From the first, of course, the opposing lawyers have been invading the jury's "province." Last week, as the trial entered a crucial new phase, it was the turn of the psychiatrists to tell the jury what to think. As Patty listened intently, the experts began to describe what they thought was really in her mind on April 15, 1974 when, armed with a sawed-off carbine, she took part in the robbery by the Symbionese Liberation Army of a branch of the Hibernia Bank in San Francisco. After the defense and prosecution experts finish their debate over Patty's mind, the case is expected to go to the jury this week.

The week began with a dramatic ruling by Judge Carter on a key question that he had been mulling over for four days: Should the Government be allowed to introduce evidence and question Patty about her activities during the year before her capture?

U.S. Attorney James L. Browning Jr. had argued that Patty's life before her arrest showed she was an accomplice of the S.L.A. and hence had a bearing on whether she had willingly taken part in the robbery. In rebuttal, Defense Attorney F. Lee Bailey claimed not only that the defendant's actions did not bear on the robbery, but that the material might be used to try to connect her with other crimes—a violation, he said, of her basic rights.

With the jury out of the room, Carter ruled in favor of Browning, citing the fact that Patty had voluntarily taken the stand. By testifying about her activities before and after the mysterious year under question, she opened herself up to cross-examination on the entire period.

His face flushing, Bailey leaped to his feet. Claiming that Carter was "clearly in error," he pointed out that Patty had testified about certain events after the robbery, such as her stay with S.L.A. Members William and Emily Harris in a Pennsylvania farmhouse, only because Carter had permitted the prosecution to enter such evidence in the first place.

"Now, Mr.
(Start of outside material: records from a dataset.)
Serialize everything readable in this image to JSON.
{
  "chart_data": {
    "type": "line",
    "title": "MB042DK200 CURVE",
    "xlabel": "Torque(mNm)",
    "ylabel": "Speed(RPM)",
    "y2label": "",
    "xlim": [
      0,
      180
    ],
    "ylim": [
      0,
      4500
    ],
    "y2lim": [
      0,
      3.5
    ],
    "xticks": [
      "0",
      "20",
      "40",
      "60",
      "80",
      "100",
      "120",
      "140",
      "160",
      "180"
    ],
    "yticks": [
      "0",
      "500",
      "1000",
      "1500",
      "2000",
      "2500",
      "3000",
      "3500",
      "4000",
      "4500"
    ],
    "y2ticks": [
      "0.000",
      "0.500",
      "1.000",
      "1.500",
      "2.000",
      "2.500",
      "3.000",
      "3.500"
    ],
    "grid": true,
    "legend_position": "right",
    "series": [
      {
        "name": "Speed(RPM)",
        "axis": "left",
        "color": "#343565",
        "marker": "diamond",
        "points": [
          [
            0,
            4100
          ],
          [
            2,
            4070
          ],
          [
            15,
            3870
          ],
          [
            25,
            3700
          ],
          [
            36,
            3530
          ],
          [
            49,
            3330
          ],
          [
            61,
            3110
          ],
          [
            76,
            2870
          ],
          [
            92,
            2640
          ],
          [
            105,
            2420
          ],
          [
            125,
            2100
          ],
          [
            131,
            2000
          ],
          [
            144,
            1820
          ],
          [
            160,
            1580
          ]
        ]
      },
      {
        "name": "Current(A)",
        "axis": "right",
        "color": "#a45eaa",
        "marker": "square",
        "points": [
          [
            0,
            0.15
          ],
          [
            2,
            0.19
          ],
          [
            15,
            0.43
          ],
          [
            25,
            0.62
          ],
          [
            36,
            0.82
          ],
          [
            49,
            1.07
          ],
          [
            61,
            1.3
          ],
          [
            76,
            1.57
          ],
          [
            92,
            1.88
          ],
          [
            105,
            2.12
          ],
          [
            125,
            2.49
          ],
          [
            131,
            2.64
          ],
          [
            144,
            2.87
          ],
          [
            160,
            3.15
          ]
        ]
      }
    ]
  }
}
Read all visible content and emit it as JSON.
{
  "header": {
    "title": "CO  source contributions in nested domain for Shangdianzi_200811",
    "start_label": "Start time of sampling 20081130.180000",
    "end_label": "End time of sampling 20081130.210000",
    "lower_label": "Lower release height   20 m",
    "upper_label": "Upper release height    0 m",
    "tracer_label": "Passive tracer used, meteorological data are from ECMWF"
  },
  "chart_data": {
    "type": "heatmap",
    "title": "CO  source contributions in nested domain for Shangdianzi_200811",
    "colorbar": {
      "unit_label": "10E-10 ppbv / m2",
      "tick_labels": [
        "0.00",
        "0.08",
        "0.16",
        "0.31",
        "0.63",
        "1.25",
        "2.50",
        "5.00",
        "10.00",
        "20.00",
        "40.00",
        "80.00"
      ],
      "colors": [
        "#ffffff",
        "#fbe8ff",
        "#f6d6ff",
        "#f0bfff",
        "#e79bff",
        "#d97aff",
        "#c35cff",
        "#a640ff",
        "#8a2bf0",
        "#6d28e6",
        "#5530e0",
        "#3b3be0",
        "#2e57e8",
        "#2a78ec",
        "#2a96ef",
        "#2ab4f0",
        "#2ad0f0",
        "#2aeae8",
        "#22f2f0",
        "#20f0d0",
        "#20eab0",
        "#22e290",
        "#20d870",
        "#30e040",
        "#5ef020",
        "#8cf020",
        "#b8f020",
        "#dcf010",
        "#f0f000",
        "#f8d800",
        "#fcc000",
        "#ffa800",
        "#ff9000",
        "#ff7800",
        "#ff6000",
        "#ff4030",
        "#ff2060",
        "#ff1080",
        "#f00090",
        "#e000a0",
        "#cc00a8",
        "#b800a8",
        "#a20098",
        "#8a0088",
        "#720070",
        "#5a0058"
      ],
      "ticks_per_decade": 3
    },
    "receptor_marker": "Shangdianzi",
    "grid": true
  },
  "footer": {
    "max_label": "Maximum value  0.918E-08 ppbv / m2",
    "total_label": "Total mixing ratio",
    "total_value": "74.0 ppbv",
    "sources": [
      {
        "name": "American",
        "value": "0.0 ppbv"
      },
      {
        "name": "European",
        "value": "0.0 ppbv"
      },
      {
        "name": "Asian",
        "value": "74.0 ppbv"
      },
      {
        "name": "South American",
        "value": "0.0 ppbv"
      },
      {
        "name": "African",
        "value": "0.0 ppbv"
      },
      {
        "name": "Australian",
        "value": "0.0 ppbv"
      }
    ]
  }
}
Bailey," said Carter, "nobody made her take the witness stand. She did not have to take the stand."

His voice rising, Bailey said that if Patty were to respond to the prosecution, "she would name people still on the street capable of homicide who would retaliate against her [and her family]." Alluding to threats that had recently been made against Patty and her parents, Bailey hotly told Carter: "I do not think that you can in good conscience, as a human being—that you can require her to sit up here and invite someone to carry out those threats." Bailey then said he would ask the judge to suspend the trial while the defense appealed his ruling to the 9th Circuit Court of Appeals.

"Mr. Bailey," said Carter, "I deny your motion. You can go to the 9th Circuit if you desire. Have at it." (Bailey is holding his appeal pending the outcome of the trial.)